SPARK Boston is an organization that works to educate young people about the opportunities for housing within the city, Amy Mahler, the director of SPARK Boston, said. The panel featured a presentation by representatives from the various fields involved with the homeownership process and booths where attendees could speak with mortgage companies, banks and other homeownership or rental organizations.
“We try to help people see all the different parts of Boston they could live in but also want to make it as easy as possible for people to understand their options within the city of Boston to become a homeowner,” Mahler said beforehand.
Mahler said it is important for millennials and other first-time home buyers to be aware of financial programs that could help them afford a home in Boston including housing set aside for people who are in uncertain income brackets or who make less than $82,000 a year.
“You could be missing out on a big opportunity to become [a] homeowner during a time period that is helpful to you,” Mahler said.

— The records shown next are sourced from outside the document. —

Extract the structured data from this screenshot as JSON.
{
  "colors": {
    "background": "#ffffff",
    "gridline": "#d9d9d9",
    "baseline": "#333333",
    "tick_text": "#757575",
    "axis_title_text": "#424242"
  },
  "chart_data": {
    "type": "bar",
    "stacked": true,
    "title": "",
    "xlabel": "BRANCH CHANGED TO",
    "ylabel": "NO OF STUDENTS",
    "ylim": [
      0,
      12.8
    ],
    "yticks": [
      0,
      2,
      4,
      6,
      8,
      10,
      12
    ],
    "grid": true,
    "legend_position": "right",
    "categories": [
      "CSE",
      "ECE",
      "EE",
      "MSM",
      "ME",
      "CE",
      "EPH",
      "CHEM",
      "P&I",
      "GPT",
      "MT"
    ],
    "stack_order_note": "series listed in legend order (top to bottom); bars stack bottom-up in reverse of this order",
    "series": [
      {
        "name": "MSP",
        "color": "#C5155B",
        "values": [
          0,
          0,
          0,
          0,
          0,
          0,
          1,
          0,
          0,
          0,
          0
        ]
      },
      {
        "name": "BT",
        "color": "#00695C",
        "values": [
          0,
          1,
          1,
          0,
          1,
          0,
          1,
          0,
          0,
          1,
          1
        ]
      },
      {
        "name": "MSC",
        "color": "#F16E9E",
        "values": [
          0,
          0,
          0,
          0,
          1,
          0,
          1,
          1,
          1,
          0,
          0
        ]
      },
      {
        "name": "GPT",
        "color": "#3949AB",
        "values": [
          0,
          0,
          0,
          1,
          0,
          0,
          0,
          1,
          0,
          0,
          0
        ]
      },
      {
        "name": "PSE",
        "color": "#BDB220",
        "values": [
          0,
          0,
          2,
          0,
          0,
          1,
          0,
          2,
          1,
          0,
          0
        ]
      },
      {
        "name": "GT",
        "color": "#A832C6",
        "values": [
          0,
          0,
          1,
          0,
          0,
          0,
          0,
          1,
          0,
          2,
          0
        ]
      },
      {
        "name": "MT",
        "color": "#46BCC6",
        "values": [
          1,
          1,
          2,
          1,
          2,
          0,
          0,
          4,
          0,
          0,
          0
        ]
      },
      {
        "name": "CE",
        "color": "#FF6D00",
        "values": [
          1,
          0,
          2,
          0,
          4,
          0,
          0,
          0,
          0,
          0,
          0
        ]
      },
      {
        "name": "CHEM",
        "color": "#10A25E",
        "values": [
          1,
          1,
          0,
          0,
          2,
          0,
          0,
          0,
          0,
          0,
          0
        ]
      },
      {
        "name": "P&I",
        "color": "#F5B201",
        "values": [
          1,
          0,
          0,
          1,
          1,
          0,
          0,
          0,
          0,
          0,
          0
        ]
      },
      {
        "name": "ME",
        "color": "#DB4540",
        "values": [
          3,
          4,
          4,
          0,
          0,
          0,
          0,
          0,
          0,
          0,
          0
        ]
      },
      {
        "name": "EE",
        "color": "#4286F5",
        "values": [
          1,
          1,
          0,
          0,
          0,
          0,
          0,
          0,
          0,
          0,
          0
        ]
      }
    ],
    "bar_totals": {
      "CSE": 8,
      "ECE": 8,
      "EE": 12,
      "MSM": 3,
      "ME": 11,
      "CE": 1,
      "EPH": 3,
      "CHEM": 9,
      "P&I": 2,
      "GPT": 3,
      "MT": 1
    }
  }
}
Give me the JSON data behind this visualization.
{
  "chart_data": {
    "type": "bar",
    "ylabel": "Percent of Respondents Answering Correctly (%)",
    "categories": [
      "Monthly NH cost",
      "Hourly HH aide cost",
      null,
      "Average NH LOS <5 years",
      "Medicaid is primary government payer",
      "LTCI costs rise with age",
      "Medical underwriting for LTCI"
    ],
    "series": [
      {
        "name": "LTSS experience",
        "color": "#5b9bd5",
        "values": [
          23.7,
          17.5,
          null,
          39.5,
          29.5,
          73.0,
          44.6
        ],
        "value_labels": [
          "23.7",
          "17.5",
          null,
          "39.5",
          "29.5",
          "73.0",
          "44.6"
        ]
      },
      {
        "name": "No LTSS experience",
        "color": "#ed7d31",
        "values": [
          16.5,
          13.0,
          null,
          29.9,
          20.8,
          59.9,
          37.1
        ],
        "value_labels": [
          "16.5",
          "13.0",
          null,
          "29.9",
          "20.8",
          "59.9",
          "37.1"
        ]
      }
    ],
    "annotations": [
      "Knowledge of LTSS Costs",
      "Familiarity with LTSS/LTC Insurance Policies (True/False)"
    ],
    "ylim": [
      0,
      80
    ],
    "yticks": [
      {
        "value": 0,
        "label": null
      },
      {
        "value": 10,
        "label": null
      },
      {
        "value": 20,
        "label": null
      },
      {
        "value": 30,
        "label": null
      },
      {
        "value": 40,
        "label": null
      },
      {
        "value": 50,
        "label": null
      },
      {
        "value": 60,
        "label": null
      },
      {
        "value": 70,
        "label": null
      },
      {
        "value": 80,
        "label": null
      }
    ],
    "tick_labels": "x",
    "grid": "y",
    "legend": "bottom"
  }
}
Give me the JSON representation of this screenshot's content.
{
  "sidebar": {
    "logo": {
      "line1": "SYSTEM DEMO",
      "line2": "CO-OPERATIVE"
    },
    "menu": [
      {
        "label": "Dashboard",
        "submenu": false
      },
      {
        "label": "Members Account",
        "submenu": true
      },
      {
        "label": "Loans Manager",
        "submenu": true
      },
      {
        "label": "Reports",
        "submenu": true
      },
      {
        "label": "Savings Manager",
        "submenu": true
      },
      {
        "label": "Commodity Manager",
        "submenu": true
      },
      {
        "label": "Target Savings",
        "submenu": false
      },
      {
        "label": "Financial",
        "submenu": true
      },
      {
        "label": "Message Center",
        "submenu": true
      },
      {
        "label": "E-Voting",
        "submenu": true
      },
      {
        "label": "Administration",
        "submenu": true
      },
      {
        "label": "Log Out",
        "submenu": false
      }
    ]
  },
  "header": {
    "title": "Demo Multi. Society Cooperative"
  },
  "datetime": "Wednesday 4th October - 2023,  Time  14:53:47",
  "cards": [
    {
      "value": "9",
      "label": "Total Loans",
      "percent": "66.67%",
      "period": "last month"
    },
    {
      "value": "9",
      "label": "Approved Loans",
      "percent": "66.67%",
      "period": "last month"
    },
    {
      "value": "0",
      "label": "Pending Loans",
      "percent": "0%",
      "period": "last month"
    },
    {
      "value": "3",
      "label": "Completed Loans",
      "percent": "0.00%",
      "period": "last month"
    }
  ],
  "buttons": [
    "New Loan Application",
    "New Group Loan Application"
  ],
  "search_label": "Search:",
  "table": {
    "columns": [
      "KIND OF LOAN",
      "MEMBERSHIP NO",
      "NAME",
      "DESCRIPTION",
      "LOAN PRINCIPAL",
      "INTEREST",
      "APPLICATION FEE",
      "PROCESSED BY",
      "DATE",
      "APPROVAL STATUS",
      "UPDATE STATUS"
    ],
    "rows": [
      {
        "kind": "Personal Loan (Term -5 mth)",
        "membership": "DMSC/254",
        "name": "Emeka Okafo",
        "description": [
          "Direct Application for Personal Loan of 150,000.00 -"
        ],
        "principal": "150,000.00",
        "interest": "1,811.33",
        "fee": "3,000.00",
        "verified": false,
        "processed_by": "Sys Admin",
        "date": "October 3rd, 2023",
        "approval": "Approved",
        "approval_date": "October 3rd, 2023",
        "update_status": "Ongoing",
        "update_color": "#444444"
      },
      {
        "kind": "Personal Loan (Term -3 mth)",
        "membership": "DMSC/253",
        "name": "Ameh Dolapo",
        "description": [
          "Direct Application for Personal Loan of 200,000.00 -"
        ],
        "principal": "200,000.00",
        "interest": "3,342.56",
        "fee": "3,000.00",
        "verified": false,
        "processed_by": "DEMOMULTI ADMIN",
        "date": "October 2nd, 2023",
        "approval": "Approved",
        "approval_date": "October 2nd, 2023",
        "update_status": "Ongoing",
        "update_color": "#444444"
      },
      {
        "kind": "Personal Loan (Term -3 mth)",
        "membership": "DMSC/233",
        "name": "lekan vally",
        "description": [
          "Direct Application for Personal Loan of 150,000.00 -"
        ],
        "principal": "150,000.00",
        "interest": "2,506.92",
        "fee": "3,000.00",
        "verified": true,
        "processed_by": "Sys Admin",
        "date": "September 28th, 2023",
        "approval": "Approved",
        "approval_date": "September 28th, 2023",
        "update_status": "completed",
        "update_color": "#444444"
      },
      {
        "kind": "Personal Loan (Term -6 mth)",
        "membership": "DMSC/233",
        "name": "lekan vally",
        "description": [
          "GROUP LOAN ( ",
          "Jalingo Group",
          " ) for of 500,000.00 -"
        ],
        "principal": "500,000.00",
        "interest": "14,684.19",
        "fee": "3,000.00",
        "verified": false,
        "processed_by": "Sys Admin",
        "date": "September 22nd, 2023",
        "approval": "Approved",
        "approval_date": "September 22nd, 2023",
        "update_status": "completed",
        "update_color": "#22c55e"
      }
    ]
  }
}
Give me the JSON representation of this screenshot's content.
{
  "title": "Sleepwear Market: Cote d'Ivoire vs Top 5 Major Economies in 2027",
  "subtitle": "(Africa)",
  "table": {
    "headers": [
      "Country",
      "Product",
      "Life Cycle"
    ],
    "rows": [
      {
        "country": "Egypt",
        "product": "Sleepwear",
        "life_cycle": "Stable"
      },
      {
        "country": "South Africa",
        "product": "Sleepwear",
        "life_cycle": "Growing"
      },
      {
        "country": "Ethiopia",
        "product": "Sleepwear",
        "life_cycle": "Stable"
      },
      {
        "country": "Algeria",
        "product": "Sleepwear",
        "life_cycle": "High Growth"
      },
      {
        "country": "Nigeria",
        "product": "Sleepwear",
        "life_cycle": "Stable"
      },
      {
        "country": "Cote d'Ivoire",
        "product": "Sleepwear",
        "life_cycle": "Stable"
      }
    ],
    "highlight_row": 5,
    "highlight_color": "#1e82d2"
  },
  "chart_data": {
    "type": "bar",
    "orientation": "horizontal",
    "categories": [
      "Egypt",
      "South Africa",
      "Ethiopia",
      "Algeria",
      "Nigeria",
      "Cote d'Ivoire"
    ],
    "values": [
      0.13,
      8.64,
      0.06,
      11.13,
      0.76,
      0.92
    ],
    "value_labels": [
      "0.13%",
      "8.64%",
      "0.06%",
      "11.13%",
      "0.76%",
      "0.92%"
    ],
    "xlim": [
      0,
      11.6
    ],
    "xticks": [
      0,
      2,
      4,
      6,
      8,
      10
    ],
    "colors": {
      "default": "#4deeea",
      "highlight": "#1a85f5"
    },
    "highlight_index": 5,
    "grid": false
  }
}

All the bankers and lenders at the open house were in good standing with the City of Boston, Mahler said. She thought this might bring a sense of security to attendees who might still be nervous about entering the housing market after the crash in 2008.
“Especially after the recession and the housing bubble, people can be understandably a little skittish about the environment that we’re in right now,” Mahler said. “Helping them [has] a certain level of comfort or at least faith of a better understanding is incredibly important as an organization that’s supposed to be helping millennials live their best lives in the city.”
Mahler ran the event hoping residents would become less uneasy about the idea of owning a house and learn enough about the homeownership and rental processes to begin crafting plans.
She encouraged millennials to “shop around” for homes, mortgage lenders and realtors, emphasizing the importance of having lots of choices in all aspects of life, whether buying a house, buying a car or applying for a job.
Mahler stressed the need for residents to be involved in their communities in her presentation.
“The number one way that elected officials can hear from constituents, and that they do hear from constituents, [is] public events,” she said, and reminded attendees if they did not go to these public events their voices would not be heard.
Marcy Ostberg, director of the Housing Innovation Lab, spoke during the presentation on the need to develop, fund and design affordable homes differently.
“There’s new technology and systems that can help us build more quickly and efficiently to maybe bring the price down,” Ostberg said. “We have less and less money coming from the federal government and state government to build affordable units so we need to be creative with our money that we do have and how we can build … people are living in different ways.”
Several Boston residents said they benefited greatly from the information provided at the open house.
Neel Desai, 23, of the South End, said he attended the open house due to his interest in navigating the homeownership process. He said he found the format of the open house presentations very helpful.
“There are so many resources online it’s hard to not be confused by all the information,” Desai said, adding he enjoyed being able to go around and talk to real people.
Alessandra Brown, 32, of Hyde Park, said she came because she was looking to purchase a two-family home within the next year and would not be able to do so without the financial programs provided by the City.
Brown had taken the home buying course offered by the Boston Home Center, but said the open house was a better introduction to the housing market and suggested that it be offered to people outside the 20 to 34-year age range as well.
“This could be a good introduction,” Brown said. “I think it was helpful but it was very overwhelming … I feel like I should have as much info as possible.”
Ivana Bikombe, 25, of Brighton, said she attended the event because she wanted to learn how to begin saving up to buy a home.
“I’ve never had that experience of living in a home,” said Bikombe, whose parents are immigrants. “I do want to own a home and I do know I need to start now.”